We have: \begin{eqnarray} &&\int \frac{\mbox{arcsinh}(x) \mbox{arcsinh}(\lambda x)}{x} dx=\\ && -\frac{1}{x} \mbox{arcsinh}(x) \mbox{arcsinh}(\lambda x) +\\ && (\log(x)-\log(1+\sqrt{1+x^2})) \mbox{arcsinh}(\lambda x) + (\log(x)-\log(1+\sqrt{1+\lambda^2 x^2})) \mbox{arcsinh}( x) \lambda +\\ &&-\lambda \int\frac{\log(x)-\log(1+\sqrt{1+x^2})}{\sqrt{1+\lambda^2 x^2}}dx -\lambda \int\frac{\log(x)-\log(1+\sqrt{1+\lambda^2 x^2})}{\sqrt{1+ x^2}}dx=\\ &&\frac{1}{2} \left(\right.\\ &&\left.-\lambda \text{Li}_2\left(e^{-2 \mbox{arcsinh}(x)}\right)-\text{Li}_2\left(e^{-2 \mbox{arcsinh}(\lambda x)}\right)\right.\\ &&\left.-2 \log \left(\sqrt{x^2+1}+1\right) \mbox{arcsinh}(\lambda x)-2 \lambda \mbox{arcsinh}(x) \log \left(\sqrt{\lambda^2 x^2+1}+1\right)-\lambda \mbox{arcsinh}(x)^2\right.\\ &&\left.-\frac{2 \mbox{arcsinh}(x) \mbox{arcsinh}(\lambda x)}{x}-\mbox{arcsinh}(\lambda x)^2\right.\\ &&\left.+2 \lambda \log (x) \mbox{arcsinh}(x)+\lambda \log (4) \mbox{arcsinh}(x)+2 \log (2 \lambda) \mbox{arcsinh}(\lambda x)+2 \log (x) \mbox{arcsinh}(\lambda x)\right.\\ &&\left.\right)+\\ &&\lambda \underbrace{\int \frac{\log(1+\sqrt{1+x^2})}{\sqrt{1+\lambda^2 x^2}} dx}_{{\mathcal I}_1(x)}+\lambda \underbrace{\int \frac{\log(1+\sqrt{1+\lambda^2 x^2})}{\sqrt{1+ x^2}} dx}_{{\mathcal I}_2(x)} \end{eqnarray} In the first line we integrated by parts twice and in the second line we used the identity(1).
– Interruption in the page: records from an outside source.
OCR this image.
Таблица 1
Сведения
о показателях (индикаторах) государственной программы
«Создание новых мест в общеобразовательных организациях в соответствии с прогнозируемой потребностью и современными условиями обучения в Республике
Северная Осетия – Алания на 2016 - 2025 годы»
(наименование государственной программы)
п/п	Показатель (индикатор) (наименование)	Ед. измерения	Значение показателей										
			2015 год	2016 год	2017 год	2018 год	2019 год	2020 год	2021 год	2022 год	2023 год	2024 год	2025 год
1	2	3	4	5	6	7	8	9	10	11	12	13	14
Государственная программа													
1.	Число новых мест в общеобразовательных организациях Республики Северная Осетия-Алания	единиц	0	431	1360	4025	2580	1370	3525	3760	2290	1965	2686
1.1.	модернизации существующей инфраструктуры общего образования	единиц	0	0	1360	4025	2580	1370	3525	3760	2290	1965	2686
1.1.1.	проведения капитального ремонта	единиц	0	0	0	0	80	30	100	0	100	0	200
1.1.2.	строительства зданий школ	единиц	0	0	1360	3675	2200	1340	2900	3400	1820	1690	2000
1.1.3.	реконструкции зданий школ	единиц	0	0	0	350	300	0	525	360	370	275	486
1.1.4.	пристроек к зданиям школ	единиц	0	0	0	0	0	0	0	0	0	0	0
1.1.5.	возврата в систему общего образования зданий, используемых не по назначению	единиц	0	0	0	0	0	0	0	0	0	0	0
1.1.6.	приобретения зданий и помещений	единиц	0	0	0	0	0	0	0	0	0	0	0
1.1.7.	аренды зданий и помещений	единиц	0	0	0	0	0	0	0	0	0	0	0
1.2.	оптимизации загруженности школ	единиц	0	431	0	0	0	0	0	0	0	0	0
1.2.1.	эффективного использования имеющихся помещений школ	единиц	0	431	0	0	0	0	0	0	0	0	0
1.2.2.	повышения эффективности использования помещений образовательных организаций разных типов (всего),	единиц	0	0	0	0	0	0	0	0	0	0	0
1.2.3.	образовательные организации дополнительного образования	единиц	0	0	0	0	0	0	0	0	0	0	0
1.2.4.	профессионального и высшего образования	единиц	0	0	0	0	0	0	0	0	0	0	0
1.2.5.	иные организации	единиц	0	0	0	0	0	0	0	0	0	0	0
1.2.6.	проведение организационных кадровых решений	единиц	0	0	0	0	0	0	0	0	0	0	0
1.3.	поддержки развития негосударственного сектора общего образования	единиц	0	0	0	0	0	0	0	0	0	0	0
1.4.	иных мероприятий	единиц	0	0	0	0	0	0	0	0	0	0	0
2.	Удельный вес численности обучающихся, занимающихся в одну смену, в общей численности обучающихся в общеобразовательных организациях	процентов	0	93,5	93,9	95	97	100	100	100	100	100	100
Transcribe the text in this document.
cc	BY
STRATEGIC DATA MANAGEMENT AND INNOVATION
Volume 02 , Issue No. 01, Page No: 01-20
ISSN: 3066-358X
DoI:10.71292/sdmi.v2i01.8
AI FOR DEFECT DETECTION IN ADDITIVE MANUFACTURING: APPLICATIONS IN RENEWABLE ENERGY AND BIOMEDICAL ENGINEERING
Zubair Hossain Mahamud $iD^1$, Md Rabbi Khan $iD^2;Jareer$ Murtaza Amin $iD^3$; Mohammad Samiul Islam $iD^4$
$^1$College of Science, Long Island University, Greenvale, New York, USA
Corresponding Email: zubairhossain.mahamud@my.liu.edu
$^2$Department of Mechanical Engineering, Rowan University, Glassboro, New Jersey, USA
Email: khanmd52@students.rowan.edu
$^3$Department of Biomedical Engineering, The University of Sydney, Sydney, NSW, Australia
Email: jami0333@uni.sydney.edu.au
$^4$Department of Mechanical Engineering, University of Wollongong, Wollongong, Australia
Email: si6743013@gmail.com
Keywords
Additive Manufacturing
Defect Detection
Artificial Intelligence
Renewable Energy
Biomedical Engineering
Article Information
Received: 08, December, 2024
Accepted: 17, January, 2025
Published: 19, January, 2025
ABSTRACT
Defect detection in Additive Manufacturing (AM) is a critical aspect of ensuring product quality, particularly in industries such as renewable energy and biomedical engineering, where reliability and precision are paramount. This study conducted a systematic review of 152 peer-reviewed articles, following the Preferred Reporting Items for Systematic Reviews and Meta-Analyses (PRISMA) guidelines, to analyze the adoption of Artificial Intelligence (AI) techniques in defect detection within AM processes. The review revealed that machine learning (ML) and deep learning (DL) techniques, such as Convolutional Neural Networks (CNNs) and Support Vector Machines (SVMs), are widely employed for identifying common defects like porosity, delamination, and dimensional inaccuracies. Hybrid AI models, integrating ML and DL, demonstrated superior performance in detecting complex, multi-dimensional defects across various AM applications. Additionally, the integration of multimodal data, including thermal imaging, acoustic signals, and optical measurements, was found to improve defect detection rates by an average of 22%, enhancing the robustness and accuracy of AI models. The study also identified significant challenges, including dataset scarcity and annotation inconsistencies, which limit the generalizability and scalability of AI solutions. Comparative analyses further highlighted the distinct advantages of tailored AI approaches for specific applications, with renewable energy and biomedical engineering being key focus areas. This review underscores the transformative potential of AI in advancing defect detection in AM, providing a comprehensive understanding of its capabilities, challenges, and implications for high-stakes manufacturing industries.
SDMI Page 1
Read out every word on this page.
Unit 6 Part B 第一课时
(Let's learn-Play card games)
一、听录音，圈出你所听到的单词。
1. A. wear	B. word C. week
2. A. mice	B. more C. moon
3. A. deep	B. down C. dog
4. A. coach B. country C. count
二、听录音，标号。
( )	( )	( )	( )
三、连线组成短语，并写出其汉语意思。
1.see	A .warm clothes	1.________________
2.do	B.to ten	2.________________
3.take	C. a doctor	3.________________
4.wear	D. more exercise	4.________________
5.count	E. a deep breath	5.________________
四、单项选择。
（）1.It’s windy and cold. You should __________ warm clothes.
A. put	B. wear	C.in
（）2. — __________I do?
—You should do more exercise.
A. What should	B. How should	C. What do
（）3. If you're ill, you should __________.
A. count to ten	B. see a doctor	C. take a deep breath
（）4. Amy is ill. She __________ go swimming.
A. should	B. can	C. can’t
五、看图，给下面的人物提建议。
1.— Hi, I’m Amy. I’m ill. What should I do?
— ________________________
Now, we deal with the remaining integrals by expanding them in a Taylor series about $\lambda=1$. We have:

\begin{eqnarray} &&{\mathcal I}_1(x) = -\frac{1}{2} [\log(2 z)]^2 - 2 Li_2(-z) +\\ && (\lambda-1) \cdot \left( 2 \arctan(z)+2 Li_2(-z)+\frac{1}{2} \log(z)^2+\right.\\ &&\left.\frac{\left(2 \log (2)-z^2 (4-2 \log (2))\right) \log (z)+4 \left(z^2-1\right) \log (z+1)+4 \log (2)}{2 \left(z^2+1\right)}\right)+O((\lambda-1)^2)\\ &&{\mathcal I}_2(x) = -\frac{1}{2} [\log(2 z)]^2 - 2 Li_2(-z) +\\ && (\lambda-1) \cdot \left( -2 \arctan(z)+\log(z)\right) + O((\lambda-1)^2) \end{eqnarray}

where $z:= \exp(\mbox{arcsinh}(x))$.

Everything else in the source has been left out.